Linux shell tools such as awk, grep or wc that help to identify the error and check if they are correctly corrected. They help to aggregate data and be sure that corrections needed were done globally. A text editor can also be used for this step.
Open Refine is a powerful application to help you quickly clean your dataset. We mostly used Refine for its “cluster” feature, which helps you find groups of different cell values that might be alternative representations of the same thing, and then let you attribute a unique name to those cells. We used the “cluster” tool once we were sure that the cells contained the correct information.
And we used LibreOffice Calc for all other operations: aggregate divided cells; convert amounts in the right currency; fill in empty cells with a default value.
Here is a summary of the tasks performed during the cleaning process :
- Fill in empty cells with default values;
- Concatenate values that are divided into several cells;
- Attribute a unique value to same entities (public authorities, companies);
- Convert all money amount into local currency “Francs CFA”;
- Convert date format from DD/MM/YYYY to YYYY-MM-DD (standard for Open Spending).
Uploading data onto Open Spending
Once the csv has been cleaned, we published the dataset on NosDonnées.fr the French Open Data Hub, under the Odbl licence. The file was then available for all in an open and machine readable format.
Last part was to upload and configure the dataset to be available on Open Spending :
Step #1 – Import and validate the dataset: assign a name, an identifier, a country, language, a currency and a description to your dataset. Then specify the url of your dataset. The file must be available on the web, this is why we published it first on NosDonnées.fr.

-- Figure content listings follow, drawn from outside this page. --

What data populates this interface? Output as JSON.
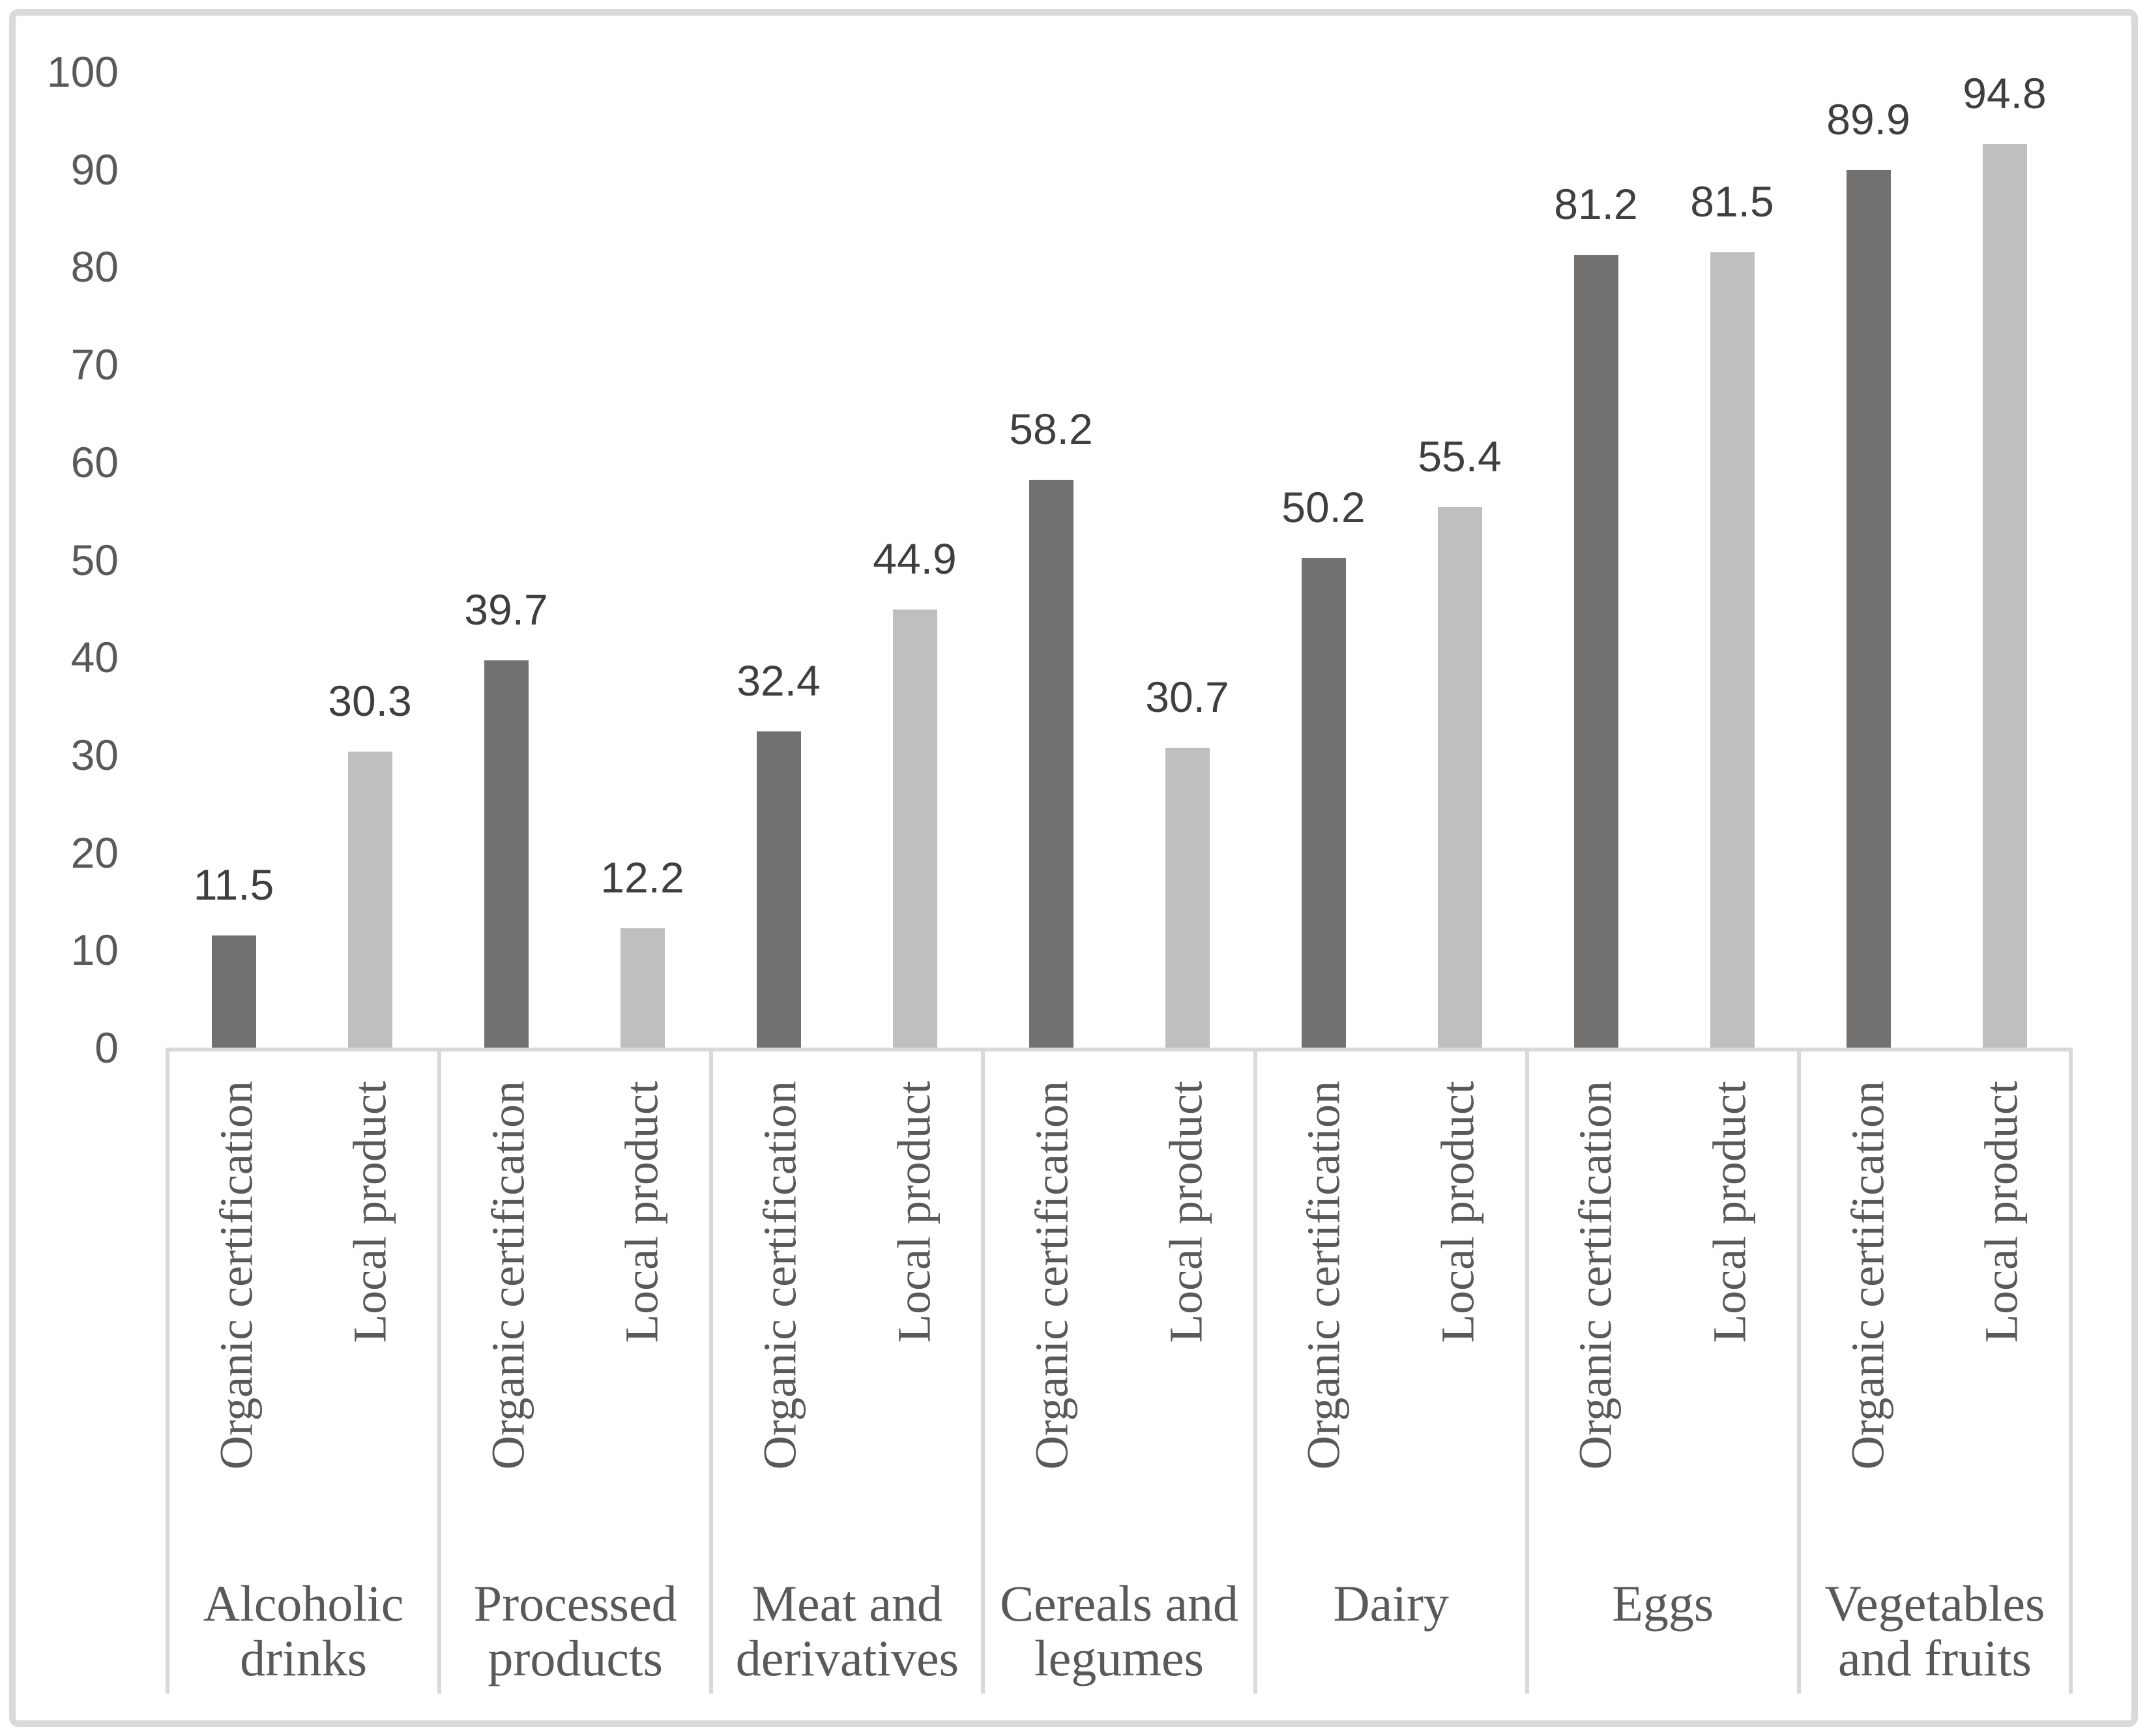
{
  "chart_data": {
    "type": "bar",
    "title": "",
    "xlabel": "",
    "ylabel": "",
    "categories": [
      "Alcoholic\ndrinks",
      "Processed\nproducts",
      "Meat and\nderivatives",
      "Cereals and\nlegumes",
      "Dairy",
      "Eggs",
      "Vegetables\nand fruits"
    ],
    "series": [
      {
        "name": "Organic certification",
        "color": "#737070",
        "values": [
          11.5,
          39.7,
          32.4,
          58.2,
          50.2,
          81.2,
          89.9
        ]
      },
      {
        "name": "Local product",
        "color": "#BFBFBF",
        "values": [
          30.3,
          12.2,
          44.9,
          30.7,
          55.4,
          81.5,
          94.8
        ]
      }
    ],
    "ylim": [
      0,
      100
    ],
    "y_ticks": [
      0,
      10,
      20,
      30,
      40,
      50,
      60,
      70,
      80,
      90,
      100
    ],
    "grid": false,
    "legend_position": "none",
    "bar_value_labels": true,
    "value_label_decimals": 1
  },
  "styles": {
    "axis_text_color": "#595959",
    "value_label_color": "#3F3F3F",
    "serif_text_color": "#595959",
    "line_color": "#D9D9D9",
    "frame_color": "#D9D9D9",
    "background": "#FFFFFF"
  }
}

Step #2 – Create a model for your dataset: once the file has been validated by Open Spending, you are invited to attribute dimensions related to your spreadsheet, i.e defining which field designate what. The mandatory fields are the field date, the field amount, the field “to” which is the entity who received the contract, and the field “from” which is the “entity” offering the contract. Fields “to” and “from” must be compounds dimensions, however the model will not be valid. Make also sure you have an unique ID for each entry. In our case we had to assign an unique code for each procurement row since it was not present in the original file. You can also specify which dimensions you want to be able to browse by in the Open Spending application. These are the facets of your model. We choose “public authorities”, “beneficiaries” and “type of procurements” and “procurements titles” as facets for our model. Once the model was ready, we saved it. Then, Open Spending started loading the entire dataset. In case of errors during the loading process, you can always come back to your dataset, do a bit of refine and reload it. After some trials and errors, the result was quite nice to watch :
Step #3 – Create a view: Dataset was now browsable. Last step (which is not mandatory) was to create specific views or visualisation. On Open Spending you can choose among “Table of aggregates”, “Bubble tree” and “Tree Map”. In our case we wanted to see a list of beneficiaries sorted by who received the most. So we choose “table of aggregates” with a view aggregated by beneficiaries. Once the view was created, we could embed it in our website like this:
So that’s all ! Senegal Public Procurements are now available on Open Spending and easily browsable. We hope this article will be helpful for your exploration into other country’s public procurements or PDF files.